Default policy to go for performance, IO, workload based switching or
whatever tunables are modified should be, as you said, platform oriented.

So instead of calling the params:
silvermont, airmont, knl_params (knights landing, right?), whatever CPU...
Better call them:
laptop, io_optimized, performance params, whatever ...
And later set them according to pm_profile, not CPU id and still
provide something to override via userspace (I hope this is
what you want to do anyway, right?).
Even someone buys a tablet, there are Linux guys around who use them as
their homeserver in 2 years and they want to override...

Hm, in fact what you are doing is you implement your own governors/policies 
inside intel_pstate driver now, right?
If not done already, you should name it in dmesg what kind of algorithm is 
used (cmp with my patch). This makes it easier to find powersave
or performance regressions that will come up with the new default settings
and pin point them to intel_pstate.

Even better would be if intel_pstate could set it's own governor string.
Then there wouldn't be any mixture with ondemand or whatever.
But again.., those should not be named "airmont" policy/governor.

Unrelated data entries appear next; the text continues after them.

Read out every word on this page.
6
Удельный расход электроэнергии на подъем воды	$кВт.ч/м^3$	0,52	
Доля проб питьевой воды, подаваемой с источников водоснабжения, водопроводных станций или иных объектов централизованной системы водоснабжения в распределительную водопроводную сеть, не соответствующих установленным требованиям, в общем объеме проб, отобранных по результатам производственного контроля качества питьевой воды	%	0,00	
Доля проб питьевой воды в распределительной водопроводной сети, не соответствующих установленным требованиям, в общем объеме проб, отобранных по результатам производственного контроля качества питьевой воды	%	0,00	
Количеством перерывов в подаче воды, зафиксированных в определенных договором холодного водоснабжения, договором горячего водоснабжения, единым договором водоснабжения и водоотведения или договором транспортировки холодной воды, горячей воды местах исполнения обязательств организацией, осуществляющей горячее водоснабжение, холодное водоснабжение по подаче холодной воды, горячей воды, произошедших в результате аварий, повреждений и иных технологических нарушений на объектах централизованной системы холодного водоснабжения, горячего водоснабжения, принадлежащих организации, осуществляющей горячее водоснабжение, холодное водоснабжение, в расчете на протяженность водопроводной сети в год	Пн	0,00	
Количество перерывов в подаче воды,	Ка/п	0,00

I had a quick look, but providing whole governors seem to be a lot overhead.
But with some luck you do not have to fill up whole structures you have to
pass to cpufreq_register_governor(..).

        Thomas
--
To unsubscribe from this list: send the line "unsubscribe linux-pm" in
the body of a message to majordomo@vger.kernel.org
More majordomo info at  http://vger.kernel.org/majordomo-info.html
srinivas pandruvada Dec. 9, 2015, 8:21 p.m. UTC | #3
On Wed, 2015-12-09 at 15:34 +0100, Thomas Renninger wrote:
> On Tuesday, December 08, 2015 10:02:23 AM Srinivas Pandruvada wrote:
> > On Tue, 2015-12-08 at 16:27 +0100, Thomas Renninger wrote:
> > > Hi,
> 
> > > There may be atoms clustered in server platforms and there may be
> > > performance oriented CPU models built into laptops.
> > 
> > You mean BYT/CHT ATOM used as servers not Avaton, which has different
> > id.
> 
> I have no idea.
> And since Intel does not build mainboards anymore afaik or most
> are built by OEMs, you also have no idea which CPUs end up on which kind
> of system, right?
> 
> Default policy to go for performance, IO, workload based switching or
> whatever tunables are modified should be, as you said, platform oriented.
> 
> So instead of calling the params:
> silvermont, airmont, knl_params (knights landing, right?), whatever CPU...
> Better call them:
These param structure is much more than just policy specification. They
have callback to get limits. For example, silvermont and airmont has
different scaling methods. So they can't be common to all. The function
to get next state can be common. There is no airmont/silvermont name
attached to this (get_target_pstate_use_cpu_load or
get_target_pstate_use_performance). So the default callback
".get_target_pstate" can be changed based on preference.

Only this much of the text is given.